Pour commencer, la FHF va faire front commun avec l’Association des acteurs publics contre les emprunts toxiques (ACPET), créée par des collectivités locales. Par ailleurs, la Fédération envisage de saisir la justice européenne, et peut-être française, pour défaire la loi de juillet 2014. Ce texte inique interdit aux établissements endettés ayant accepté une aide financière de porter plainte. Pour l’instant, aucun hôpital n’a les mains liées, puisque l’enveloppe de 100 millions d’euros qui leur est réservée vient juste d’être débloquée.

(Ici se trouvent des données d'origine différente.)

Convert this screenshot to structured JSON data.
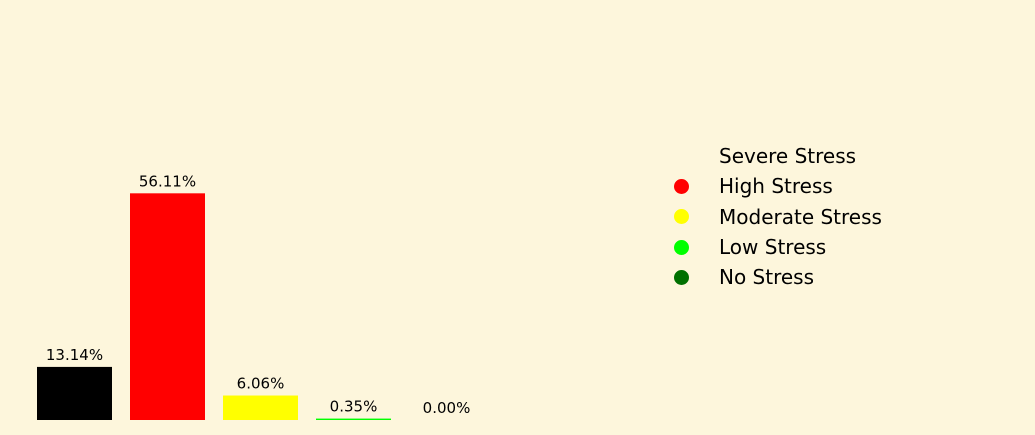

La FHF estime que cette somme est de toute façon risible et la compare au fonds de 1,5 milliard mis sur pied pour les collectivités. Elle est en outre prélevée sur les crédits hospitaliers (Ondam) au lieu d’être financée à parité par les banques et l’État comme le fonds des collectivités. « Nous allons montrer que les responsabilités sont partagées, avec les autorités de tutelle qui valident la gestion des hôpitaux et les banques qui ne sont pas toujours de bon conseil », menace Frédéric Valletoux.

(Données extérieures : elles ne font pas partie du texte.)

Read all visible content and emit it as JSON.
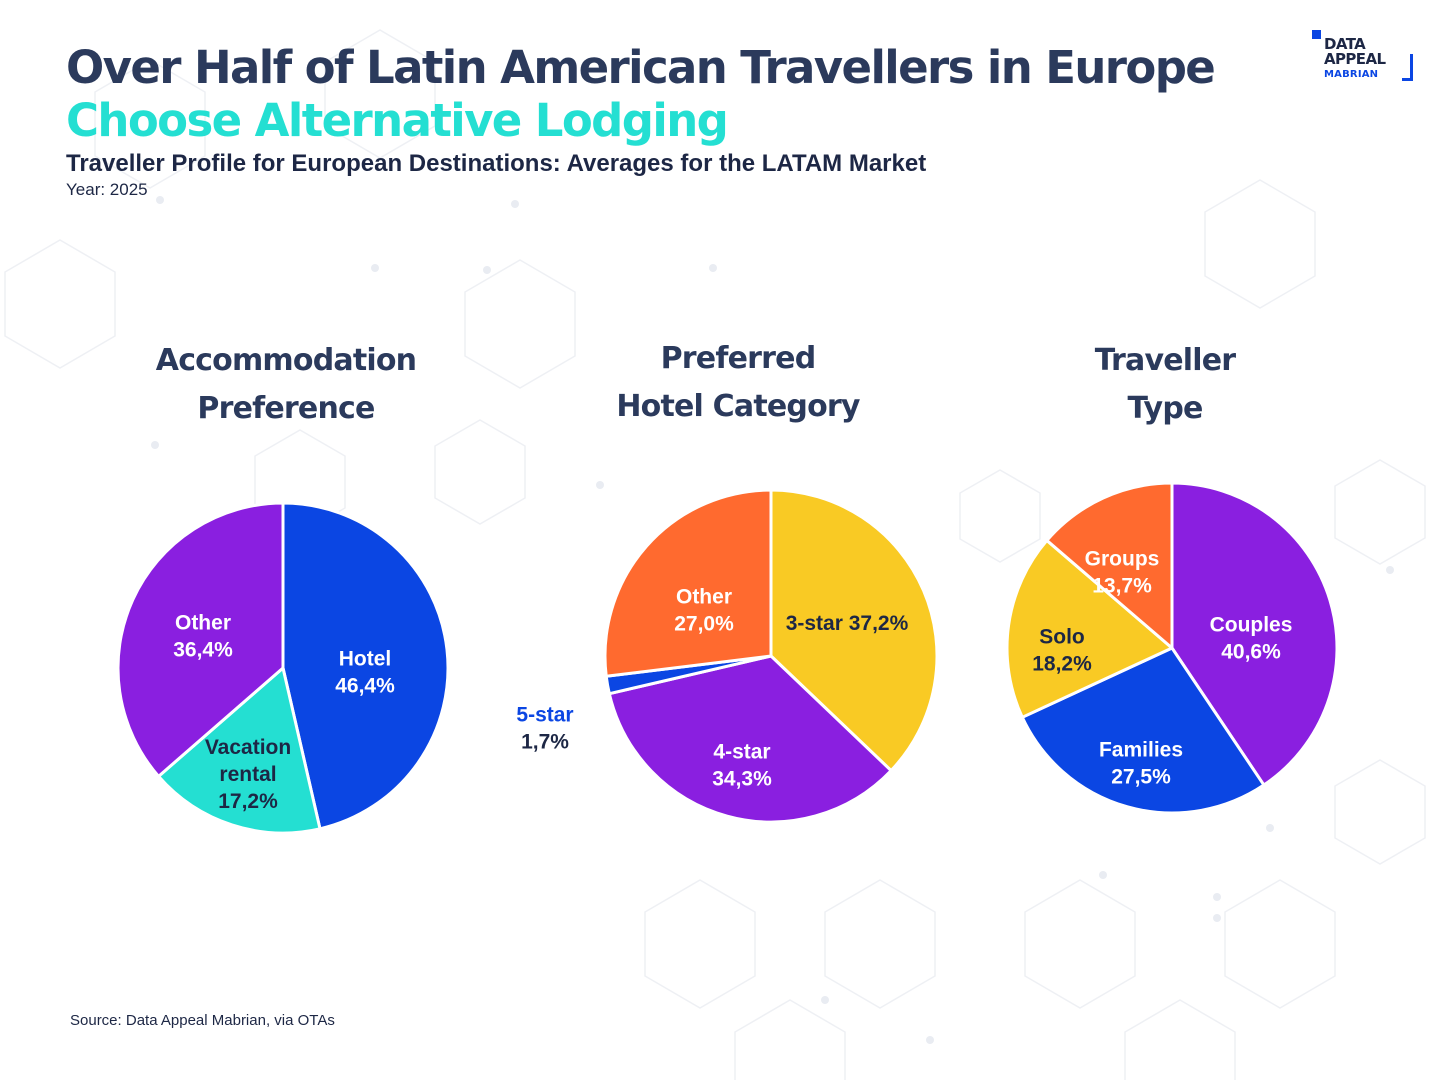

En dernier recours, le conseil de la FHF a validé le principe « d’une cessation concertée des paiements des échéances des intérêts astronomiques exigés par les banques ». Tous les établissements seraient solidaires, y compris ceux dont la dette est saine.

Pour sa part, pour mettre fin à ce système criminel, Solidarité & Progrès préconise deux types de mesures :

Mesures défensives :

  1. Annulation, après un audit au cas par cas, des surcoûts toxiques. Les collectivités s’engagent à rembourser le principal du capital emprunté selon l’échéancier initial, majoré uniquement du taux d’intérêt légal (0,04 % en 2014). La différence entre les deux taux est passée par pertes et profits.
  2. Interdiction immédiate de la vente d’emprunts structurés jusqu’ici autorisés par la législation européenne au nom de la « liberté de contracter ».
  3. Annulation des garanties apportées à Dexia par les Etats français (38,7), belge (43,7) et luxembourgeois (2,55 milliards d’euros).

Mesures offensives :

  1. La création d’une vraie commission d’enquête sur la crise financière et les emprunts toxiques, disposant d’une indépendance suffisante et de pouvoirs d’instruction et de réquisition.
  2. L’Etat français, en s’appuyant sur le rapport de l’Autorité de contrôle prudentiel (ACP) d’avril 2010, doit poursuivre les banques d’investissement qui sont contreparties des emprunts toxiques sur les marchés financiers : BNP Paribas, Société générale, UBS, Goldman Sachs, JP Morgan, Deutsche Bank, etc. Car, d’après le rapport, elles n’ont jamais informé la banque Dexia de la véritable valeur des produits financiers que cette dernière leur achetait, ce qui expliquerait en grande partie sa faillite.
  3. La scission des banques, avec mise en œuvre d’une vraie séparation stricte des banques dans l’esprit du Glass-Steagall Act, comme le stipule la proposition de loi de Solidarité & Progrès.
  4. Création d’une « banque de la nation » sous contrôle public capable d’alimenter la Société de financement local (SFIL) en crédit à long terme et à faible taux d’intérêt au service des collectivités.